Biscegliese, di Luzio ha scritto per Repubblica, Liberazione e Corriere del Mezzogiorno e, dopo “Brutti, sporchi e cattivi” del 2011, è al secondo libro sul tema dell’immigrazione.

Un argomento delicato e, secondo di Luzio, mal-trattato in un’Italia in cui la politica e l’informazione alimentano la tendenza a identificare lo straniero, il diverso, unicamente “con chi ruba, puzza, sporca e toglie il lavoro”. Ovvero con qualcuno da temere. E lo fanno attraverso un lessico basato – denuncia l’autore – sul concetto di esclusione. Extracomunitarioricorda– nacque come aggettivo che indicava la non appartenenza all’allora Comunità Europea. Poi è diventato un sostantivo e oggi si riferisce a una categoria sociale che si tende a identificare con chi emigra nel nostro Paese. Ma anche giapponesi e svizzeri sono extracomunitari: solo che noi non li chiameremmo mai così”.

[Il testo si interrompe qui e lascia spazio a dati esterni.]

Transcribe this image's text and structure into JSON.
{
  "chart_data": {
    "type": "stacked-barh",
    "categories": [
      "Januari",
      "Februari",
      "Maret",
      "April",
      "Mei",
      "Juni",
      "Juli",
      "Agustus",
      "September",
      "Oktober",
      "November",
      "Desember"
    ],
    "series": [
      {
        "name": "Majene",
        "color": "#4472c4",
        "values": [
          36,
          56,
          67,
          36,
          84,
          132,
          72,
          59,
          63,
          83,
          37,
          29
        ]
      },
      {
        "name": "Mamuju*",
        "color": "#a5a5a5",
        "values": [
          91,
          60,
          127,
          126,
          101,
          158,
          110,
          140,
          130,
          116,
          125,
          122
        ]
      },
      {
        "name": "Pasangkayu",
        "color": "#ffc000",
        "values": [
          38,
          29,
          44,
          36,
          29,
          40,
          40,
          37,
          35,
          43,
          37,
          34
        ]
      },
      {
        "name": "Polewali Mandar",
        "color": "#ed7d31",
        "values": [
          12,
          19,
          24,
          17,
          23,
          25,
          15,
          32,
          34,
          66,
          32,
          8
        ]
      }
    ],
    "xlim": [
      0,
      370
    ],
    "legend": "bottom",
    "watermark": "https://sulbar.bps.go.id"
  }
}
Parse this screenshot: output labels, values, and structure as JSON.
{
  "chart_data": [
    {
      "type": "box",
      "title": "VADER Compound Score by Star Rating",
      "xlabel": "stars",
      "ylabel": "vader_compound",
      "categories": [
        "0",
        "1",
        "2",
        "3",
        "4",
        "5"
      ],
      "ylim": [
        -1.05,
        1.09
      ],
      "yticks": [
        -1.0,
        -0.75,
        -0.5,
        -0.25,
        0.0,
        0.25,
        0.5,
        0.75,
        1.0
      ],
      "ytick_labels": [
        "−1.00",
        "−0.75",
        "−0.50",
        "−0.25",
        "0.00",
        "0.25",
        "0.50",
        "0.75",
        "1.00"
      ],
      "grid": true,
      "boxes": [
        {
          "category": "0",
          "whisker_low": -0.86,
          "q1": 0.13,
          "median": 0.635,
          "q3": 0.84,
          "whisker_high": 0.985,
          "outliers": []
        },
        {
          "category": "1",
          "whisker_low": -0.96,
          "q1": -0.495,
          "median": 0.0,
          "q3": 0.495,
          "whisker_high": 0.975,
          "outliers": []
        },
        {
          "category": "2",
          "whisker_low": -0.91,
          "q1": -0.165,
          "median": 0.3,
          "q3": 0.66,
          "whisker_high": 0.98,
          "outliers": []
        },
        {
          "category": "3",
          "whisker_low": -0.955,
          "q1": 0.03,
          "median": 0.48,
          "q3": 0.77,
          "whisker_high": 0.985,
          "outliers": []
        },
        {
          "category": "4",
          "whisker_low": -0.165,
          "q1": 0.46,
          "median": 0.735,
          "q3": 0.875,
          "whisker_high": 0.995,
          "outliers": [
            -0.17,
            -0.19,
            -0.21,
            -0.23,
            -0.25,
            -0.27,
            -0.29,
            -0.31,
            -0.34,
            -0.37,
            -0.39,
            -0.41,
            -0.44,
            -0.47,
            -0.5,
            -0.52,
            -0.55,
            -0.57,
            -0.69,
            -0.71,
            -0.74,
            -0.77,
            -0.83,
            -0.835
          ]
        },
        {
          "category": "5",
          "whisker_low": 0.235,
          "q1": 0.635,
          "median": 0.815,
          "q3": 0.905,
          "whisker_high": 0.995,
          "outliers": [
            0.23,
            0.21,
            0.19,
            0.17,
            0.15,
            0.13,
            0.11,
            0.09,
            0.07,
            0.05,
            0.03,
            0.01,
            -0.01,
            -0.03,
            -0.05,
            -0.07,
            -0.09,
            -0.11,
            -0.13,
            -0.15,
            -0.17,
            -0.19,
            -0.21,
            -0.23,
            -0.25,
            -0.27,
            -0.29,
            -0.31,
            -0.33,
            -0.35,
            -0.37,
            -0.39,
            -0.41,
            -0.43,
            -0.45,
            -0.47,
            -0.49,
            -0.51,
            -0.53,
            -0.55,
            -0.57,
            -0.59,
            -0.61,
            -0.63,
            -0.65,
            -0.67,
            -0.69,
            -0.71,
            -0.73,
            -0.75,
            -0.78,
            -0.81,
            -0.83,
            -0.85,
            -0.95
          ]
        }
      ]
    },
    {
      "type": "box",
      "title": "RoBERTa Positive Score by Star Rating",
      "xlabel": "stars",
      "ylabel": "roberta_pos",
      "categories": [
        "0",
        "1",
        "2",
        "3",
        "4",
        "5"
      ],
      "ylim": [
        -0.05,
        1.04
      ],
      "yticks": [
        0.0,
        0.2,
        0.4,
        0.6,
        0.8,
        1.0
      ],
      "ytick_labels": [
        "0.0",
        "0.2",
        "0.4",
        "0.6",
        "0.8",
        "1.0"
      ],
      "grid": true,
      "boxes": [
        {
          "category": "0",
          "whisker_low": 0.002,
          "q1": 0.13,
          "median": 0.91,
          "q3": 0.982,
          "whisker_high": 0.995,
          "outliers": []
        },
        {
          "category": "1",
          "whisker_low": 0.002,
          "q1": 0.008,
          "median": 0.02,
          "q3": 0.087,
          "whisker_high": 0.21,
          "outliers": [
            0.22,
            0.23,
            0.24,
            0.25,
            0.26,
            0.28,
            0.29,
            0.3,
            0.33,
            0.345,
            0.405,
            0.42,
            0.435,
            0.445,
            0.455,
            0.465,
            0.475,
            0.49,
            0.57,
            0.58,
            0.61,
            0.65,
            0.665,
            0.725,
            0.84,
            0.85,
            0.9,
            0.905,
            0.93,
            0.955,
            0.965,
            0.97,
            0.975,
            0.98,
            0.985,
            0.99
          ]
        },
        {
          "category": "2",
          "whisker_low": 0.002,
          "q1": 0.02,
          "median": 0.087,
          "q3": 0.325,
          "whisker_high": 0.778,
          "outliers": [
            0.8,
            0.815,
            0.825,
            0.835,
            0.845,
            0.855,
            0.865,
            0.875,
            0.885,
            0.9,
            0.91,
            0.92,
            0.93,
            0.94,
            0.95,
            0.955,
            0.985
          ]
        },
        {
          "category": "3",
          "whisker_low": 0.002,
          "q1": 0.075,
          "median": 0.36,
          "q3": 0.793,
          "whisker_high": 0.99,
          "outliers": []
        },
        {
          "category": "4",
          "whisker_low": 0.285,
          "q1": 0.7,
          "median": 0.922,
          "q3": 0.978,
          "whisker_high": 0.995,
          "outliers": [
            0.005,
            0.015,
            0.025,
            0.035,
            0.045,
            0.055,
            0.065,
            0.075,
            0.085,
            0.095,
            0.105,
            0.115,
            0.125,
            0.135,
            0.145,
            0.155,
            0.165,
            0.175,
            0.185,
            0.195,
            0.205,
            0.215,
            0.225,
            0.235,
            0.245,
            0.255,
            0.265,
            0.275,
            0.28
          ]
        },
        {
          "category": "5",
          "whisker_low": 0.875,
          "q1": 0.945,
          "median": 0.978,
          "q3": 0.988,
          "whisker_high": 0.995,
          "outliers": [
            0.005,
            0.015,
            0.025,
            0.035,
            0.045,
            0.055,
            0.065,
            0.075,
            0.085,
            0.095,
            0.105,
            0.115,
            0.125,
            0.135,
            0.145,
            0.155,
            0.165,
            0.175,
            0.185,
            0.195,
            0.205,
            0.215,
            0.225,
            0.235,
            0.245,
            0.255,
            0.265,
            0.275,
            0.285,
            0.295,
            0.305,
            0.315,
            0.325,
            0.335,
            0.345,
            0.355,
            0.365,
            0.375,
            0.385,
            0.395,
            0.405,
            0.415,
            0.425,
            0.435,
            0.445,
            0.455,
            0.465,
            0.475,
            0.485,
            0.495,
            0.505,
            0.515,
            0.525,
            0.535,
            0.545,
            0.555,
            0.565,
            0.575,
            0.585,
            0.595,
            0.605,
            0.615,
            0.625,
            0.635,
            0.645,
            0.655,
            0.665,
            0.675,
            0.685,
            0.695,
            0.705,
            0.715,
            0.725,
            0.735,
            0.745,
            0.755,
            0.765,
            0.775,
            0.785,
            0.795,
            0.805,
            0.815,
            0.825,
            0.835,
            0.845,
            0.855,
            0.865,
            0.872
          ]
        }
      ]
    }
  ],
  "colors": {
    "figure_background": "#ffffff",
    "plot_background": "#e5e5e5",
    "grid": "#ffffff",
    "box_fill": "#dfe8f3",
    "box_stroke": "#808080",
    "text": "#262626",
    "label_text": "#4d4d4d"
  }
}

È proprio contro queste parole, il “vocabolario della paura” del titolo, che l’autore se la prende. Le smonta, le seziona, le analizza e le mette in relazione con fatti di cronaca in cui è evidente come in Italia il modo di concepire il fenomeno immigrazione sia strettamente legato al concetto di paura. Storie metropolitane in cui, appena è stato possibile addebitare il delitto allo straniero di turno, non si è persa occasione per fare passare l’idea secondo cui il criminale è qualcuno diverso da noi.

Vittime predestinate di tale sistema sono i giovani“che formano le loro idee sulla base di queste parole ansiogene che portano a temere una sorta di invasione nemica”.Mentre la politica, “che, dalla prima ondata migratoria degli anni 70, in 40 anni di democrazia occidentale, non è ancora riuscita a garantire il diritto di voto agli immigrati, non fa altro che vedere nell’immigrazione un problema di ordine pubblico”.

La speranza per il futuro, dice di Luzio, sono le agenzie formative: la Chiesa, i genitori, gli insegnanti che dovrebbero educare i giovani a partire dalla nostra storia di popolo migrante.  Perché chi deve fare della diversità un’opportunità siamo noi. A dispetto del titolo, sottolinea la Dagostino, “non è un libro che parla dei clandestini, ma di noi”.